Bram (Abraham) Stoker was born in Dublin in 1847. He was the son of a civil servant, and later followed reluctantly in his father’s footsteps, becoming a clerk at Dublin Castle. Unhappy with his menial job, he pursued a career in writing, starting with the publication of The Chain of Destiny which appeared in four serial parts. In November of 1878, he became business manager for Henry Irving, an up-and-coming actor who had just purchased the Lyceum Theater. Many biographers have inferred that Irving was the model on which he based his most famous creation Count Dracula.

At the age of 30 he was married to Florence Balcombe and shortly after went on tour with Irving. In 1879 Florence gave birth to Bram’s only child Noel.

Bram managed Irving’s first American tour in the fall of 1881. While in Philadelphia he met his long time idle Walt Whitman to whom he had written several letters of admiration. He returned to see Whitman in the winter of 1886.

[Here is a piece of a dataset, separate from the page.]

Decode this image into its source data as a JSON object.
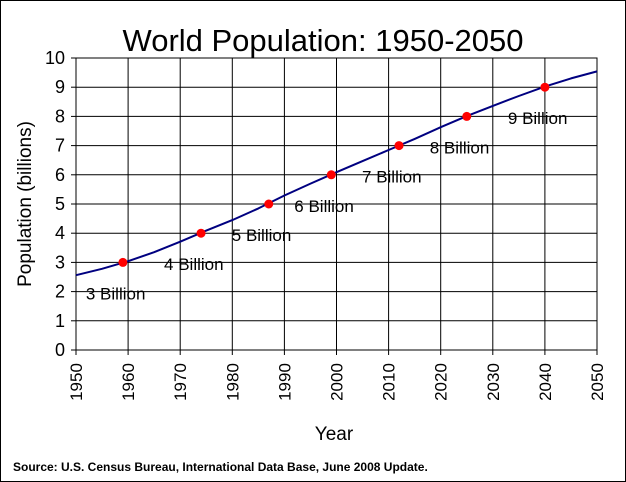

Bram Stoker’s relationship with Whitman is well documented, and his letters are a major source of information on his life and give insight into his character, especially in his early years where little biographical information exists. The letters give an account of a lonely, repressed young man looking across the ocean for a friend of similar tastes and views. He is unabashed in his admiration for Whitman, and begs him to come to Ireland to speak.

In 1890 he begins notes on what will become his seminal work Dracula, though at this time he is working under the title The Un-Dead. The work is published in June of 1897 to critical acclaim. In 1905 Bram’s long time friend and colleague collapses and dies while on his farewell tour of Sheffield. The same week Bram suffers the first of a series of strokes that will eventually lead to his death in 1912.

Bram Stoker was cremated at Golders Green Crematorium, where his ashes still remain.

Bram Stokers best known novel is of course the classic Dracula, which was a best seller at the time of it’s writing, and is still in print to this day. The novel was written as a series of fictitious correspondence and journal entries, known as the epistolary style. As Bram Stoker points out in his introduction, this lends an air of believability to the work, as well as giving the reader several different character’s viewpoints “given from the standpoints and within the range of knowledge of those who made them.”

Throughout the novel Bram examines the sexual nature of man, and the fear associated with controlling lust and desire. The real fear in the book is not just Dracula propagating a race of monsters to terrorize human beings, but the fear that they themselves will become bloodthirsty fiends. As Van Helsing puts it “…we henceforward become foul things of the night like him.”(p. 305)

Though vampire novels had been written before, and many have followed, Dracula stands out as the distinctive and timeless work in this genre.

Sources and References:
Lenard Wolf, A Dream of Dracula:In search of the Living Dead (Penguin, Harmondsworth 1992)
Harry Ludlam, A Biography of Dracula: The Life Story of Bram Stoker (Foulsham and Co., London, 1962)
James B. Twitchell, Dreadful Pleasures: An Analysis of Modern Horror (Oxford & New York, 1985)
Bram Stoker, Dracula (Doubleday and McClure 1899) Introduction by the Author.